Domains used by the Nuclear Exploit Kit are registered between 1-100 days before becoming active, and we’ve observed a similar range for the Grandsoft Exploit Kit.
Many black hat SEO and spam sites are observed with huge spikes of traffic
Every day, an enormous amount of domains are actually being registered for mass marketing, spam, black hat SEO and rogue pharmacies. We also see companies and individuals registering a massive amount of new domain names every day, with each of the domains immediately receiving an unusual number of DNS queries coming from clients all over the world.
As an example, numerous domains registered by “Audacity Media”/”Yellow Media” follow this pattern – featuring a big spike of traffic that doesn’t last more than a single day:
(Please see more details about the sd tool we used in the following data dump at the end of the blog.)
$ sd -o stone-wav3s.us
Created on: 2014-01-13 14:34:25 +0000
Updated on: 2014-01-13 14:34:26 +0000
Registrar: Wild West Domains, Inc.
Jessie Valle <email@example.com>, Audacity-Media
2637 E Atlantic Blvd
#25405 - 33062 Pompano Beach - US
On the same infrastructure:
...and 48 other names
$ sd -o botiriddi.me
Created on: 2013-07-16 20:59:04 UTC
Updated on: 2013-09-15 20:50:04 UTC
Registrar: NameCheap R216-ME
Yellow Media <firstname.lastname@example.org>, Yellow Media
2637 E Atlantic Blvd
#24199 - 33062 Pompano Beach - US
On the same infrastructure:
...and 19 other names
These domains resolve to a large set of IPs, all of them hosting a web server showing nothing more than a default Apache page. Even though our emails to the administrative contacts for these domains never received a reply, we can presume that these domains are being used for mass marketing, not to distribute malware.
More on the sd tool
The OpenDNS Security Graph is our unique database of DNS queries, on top of which we built reputation systems.
A simple way to access it programatically is to use the Security Graph client library, which has been specifically designed for security researchers.

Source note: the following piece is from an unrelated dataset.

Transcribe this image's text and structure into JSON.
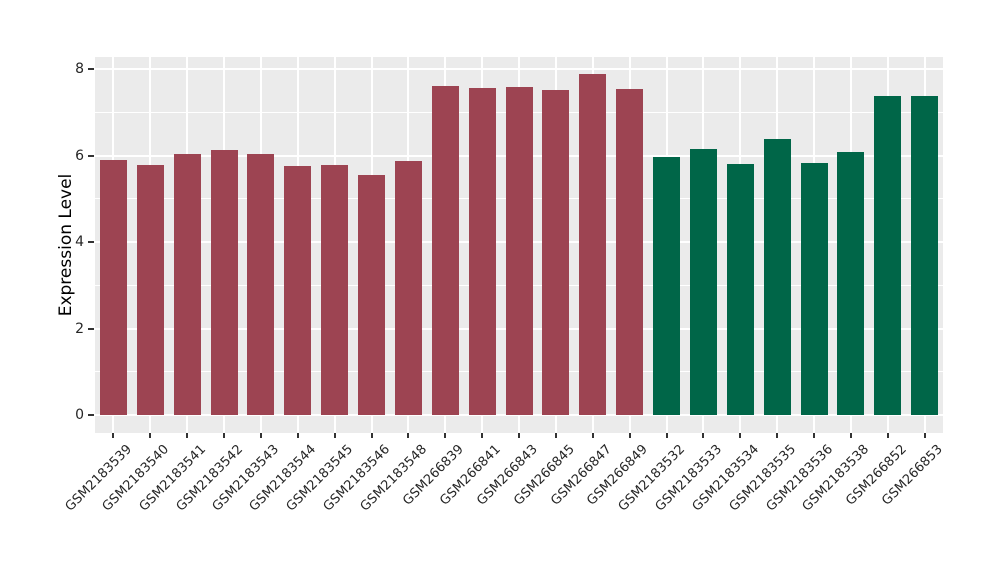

In order to quickly access the data we commonly need, we built a tool called sd, which is a command-line interface leveraging the Security Graph client library.
One of the features this tool provides is a quick overview of a domain name: the traffic recently observed, the most relevant information from Whois databases, if it has been flagged as suspicious, benign or unknown, and a sample of names sharing the same infrastructure.